W Ostródzie policjanci ostródzkiego Referatu Patrolowo-Interwencyjnego w poniedziałkowy poranek zostali wysłani pod adres gdzie miała trwać awantura domowa. We wskazanym miejscu zastali zdenerwowaną 35-letnią kobietę, która opowiedziała o całym zdarzeniu. Jej były konkubent wszczął awanturę, podczas której miał używać wobec niej słów wulgarnych, opluwał i uderzał. Kobieta próbując uniknąć eskalacji konfliktu uciekła na klatkę schodową, następnie do wnętrza swojego mieszkania, do którego agresywny mężczyzna wtargnął i nie chciał go opuścić.

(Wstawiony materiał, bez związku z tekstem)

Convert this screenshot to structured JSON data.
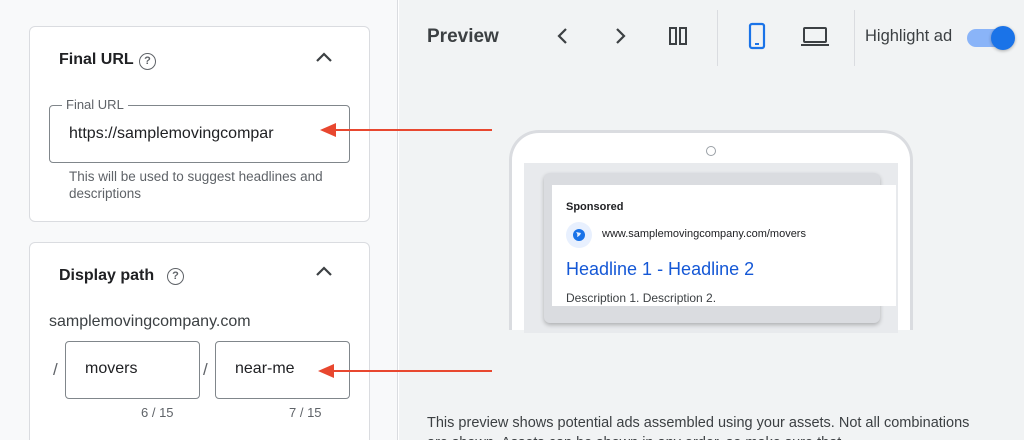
{
  "final_url_section": {
    "title": "Final URL",
    "field_label": "Final URL",
    "field_value": "https://samplemovingcompar",
    "hint": "This will be used to suggest headlines and descriptions"
  },
  "display_path_section": {
    "title": "Display path",
    "domain": "samplemovingcompany.com",
    "separator": "/",
    "path1_value": "movers",
    "path2_value": "near-me",
    "path1_counter": "6 / 15",
    "path2_counter": "7 / 15"
  },
  "preview": {
    "title": "Preview",
    "highlight_label": "Highlight ad",
    "highlight_on": true,
    "ad": {
      "sponsored": "Sponsored",
      "url": "www.samplemovingcompany.com/movers",
      "headline": "Headline 1 - Headline 2",
      "description": "Description 1. Description 2."
    },
    "note": "This preview shows potential ads assembled using your assets. Not all combinations are shown. Assets can be shown in any order, so make sure that"
  },
  "colors": {
    "accent": "#1a73e8",
    "annotation_arrow": "#e8472f",
    "headline_link": "#1558d6"
  },
  "icons": {
    "help": "help-circle-icon",
    "collapse": "chevron-up-icon",
    "prev": "chevron-left-icon",
    "next": "chevron-right-icon",
    "split": "split-view-icon",
    "mobile": "smartphone-icon",
    "desktop": "laptop-icon",
    "globe": "globe-icon"
  }
}
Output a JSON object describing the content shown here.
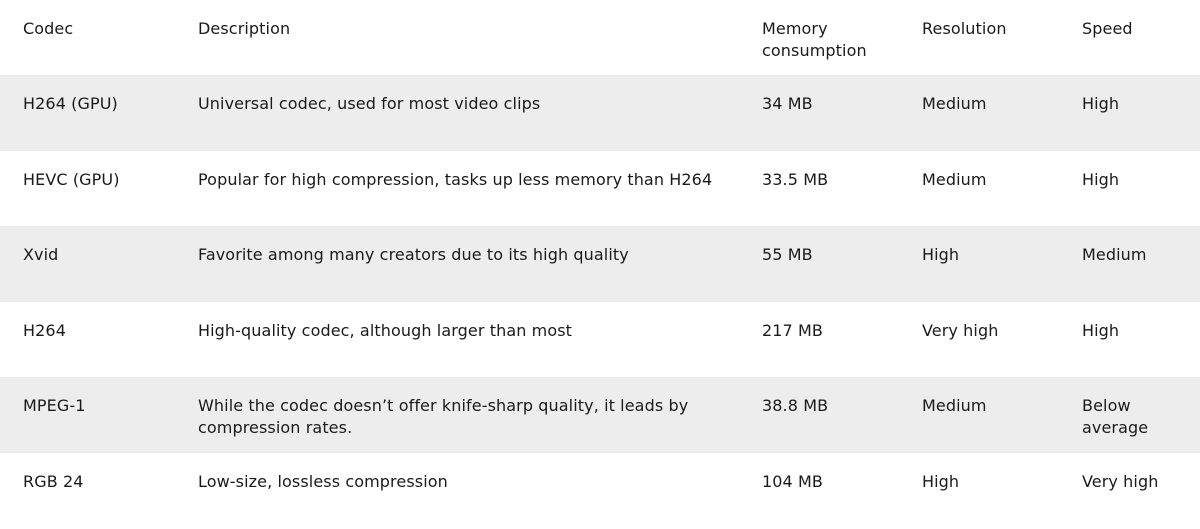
{
  "table": {
    "headers": [
      "Codec",
      "Description",
      "Memory consumption",
      "Resolution",
      "Speed"
    ],
    "rows": [
      [
        "H264 (GPU)",
        "Universal codec, used for most video clips",
        "34 MB",
        "Medium",
        "High"
      ],
      [
        "HEVC (GPU)",
        "Popular for high compression, tasks up less memory than H264",
        "33.5 MB",
        "Medium",
        "High"
      ],
      [
        "Xvid",
        "Favorite among many creators due to its high quality",
        "55 MB",
        "High",
        "Medium"
      ],
      [
        "H264",
        "High-quality codec, although larger than most",
        "217 MB",
        "Very high",
        "High"
      ],
      [
        "MPEG-1",
        "While the codec doesn’t offer knife-sharp quality, it leads by compression rates.",
        "38.8 MB",
        "Medium",
        "Below average"
      ],
      [
        "RGB 24",
        "Low-size, lossless compression",
        "104 MB",
        "High",
        "Very high"
      ]
    ]
  },
  "colors": {
    "stripe": "#ededed",
    "text": "#1a1a1a"
  }
}
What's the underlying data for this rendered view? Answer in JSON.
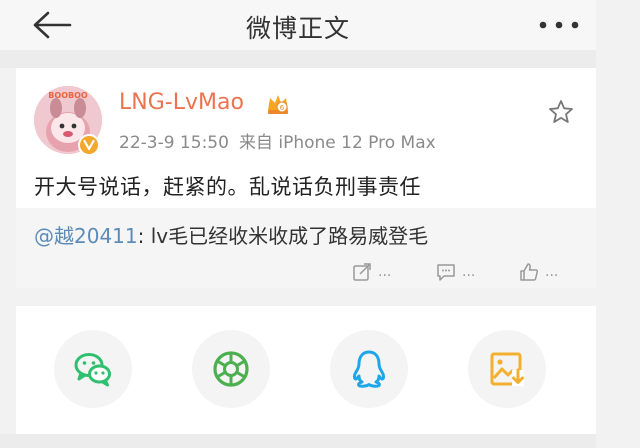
{
  "header": {
    "title": "微博正文",
    "back_icon": "arrow-left-icon",
    "more_icon": "more-dots-icon"
  },
  "post": {
    "username": "LNG-LvMao",
    "timestamp": "22-3-9 15:50",
    "source": "来自 iPhone 12 Pro Max",
    "text": "开大号说话，赶紧的。乱说话负刑事责任",
    "avatar_text": "BOOBOO",
    "verified": true,
    "username_color": "#eb7350"
  },
  "repost": {
    "mention": "@越20411",
    "text": ": lv毛已经收米收成了路易威登毛",
    "mention_color": "#5d8bb7",
    "actions": [
      {
        "icon": "share-icon",
        "label": "..."
      },
      {
        "icon": "comment-icon",
        "label": "..."
      },
      {
        "icon": "like-icon",
        "label": "..."
      }
    ]
  },
  "share": {
    "targets": [
      {
        "icon": "wechat-icon",
        "color": "#2ec06f"
      },
      {
        "icon": "moments-icon",
        "color": "#4caf50"
      },
      {
        "icon": "qq-icon",
        "color": "#1ea7e8"
      },
      {
        "icon": "save-image-icon",
        "color": "#f3b030"
      }
    ]
  }
}
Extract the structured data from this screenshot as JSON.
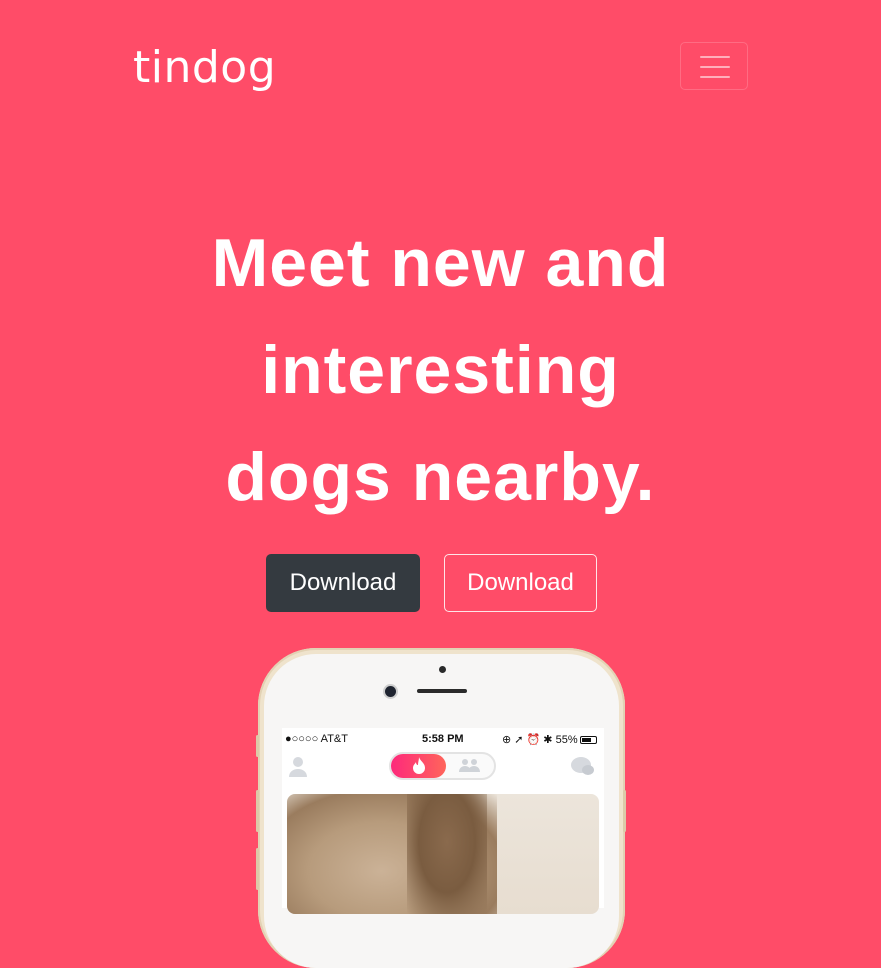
{
  "navbar": {
    "brand": "tindog",
    "toggler_icon": "hamburger-menu-icon"
  },
  "hero": {
    "headline_lines": [
      "Meet new and",
      "interesting",
      "dogs nearby."
    ],
    "buttons": {
      "primary_label": "Download",
      "secondary_label": "Download"
    }
  },
  "phone": {
    "status_bar": {
      "carrier": "●○○○○ AT&T",
      "time": "5:58 PM",
      "battery": "55%"
    },
    "app_toggle_left_icon": "flame-icon",
    "app_toggle_right_icon": "group-icon",
    "profile_icon": "user-icon",
    "chat_icon": "chat-bubbles-icon"
  },
  "colors": {
    "background": "#ff4c68",
    "dark_button": "#343a40",
    "text": "#ffffff"
  }
}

Następnie próbował uniemożliwić kobiecie wezwanie służb, chciał wyrwać z jej rąk telefon. Policjanci ustalili, iż nie był to pierwszy taki wybryk. Dzień później 32-lletni damski bokser został zatrzymany przez policjantów i usłyszał zarzuty. Prócz zarzutów znęcania się psychicznego i fizycznego, usłyszał zarzut znieważenia swojej partnerki, naruszenia jej nietykalności cielesnej oraz naruszenia miru domowego. Na wniosek policjantów i prokuratora 32-latek trafił tymczasowo na 3 miesiące do aresztu. Za popełnione przestępstwo grozi mu kara 8 lat pozbawienia wolności.
Podobną sprawę prowadzili policjanci z Morąga. Tam 35-letni morążanin od kilku miesięcy, zarówno będąc trzeźwym jak i pod działaniem alkoholu również wszczynał awantury, podczas których wyzywał swoją partnerkę, niszczył przedmioty, ograniczał jej swobodne poruszanie – nie pozwalał wychodzić z domu. Dopuszczał się przemocy fizycznej poprzez duszenie, szarpanie czy uderzanie. Wobec zgłaszającej kierował również groźby pozbawienia życia.
Zgromadzony w sprawie materiał dowodowy był na tyle mocny, iż mężczyzna usłyszał zarzut określony w art. 207 Kodeksu Karnego. Dodatkowo policjanci zwrócili się do prokuratora z wnioskiem o zastosowanie środka zapobiegawczego w postaci policyjnego dozoru. Teraz mężczyzna musi między innymi zgłaszać się w określonych terminach w miejscowym komisariacie. Dodatkowo ma zakaz kontaktowania i zbliżania się do pokrzywdzonej. Podobnie jak mieszkańcowi Ostródy mężczyźnie grozi kara więzienia do lat 8.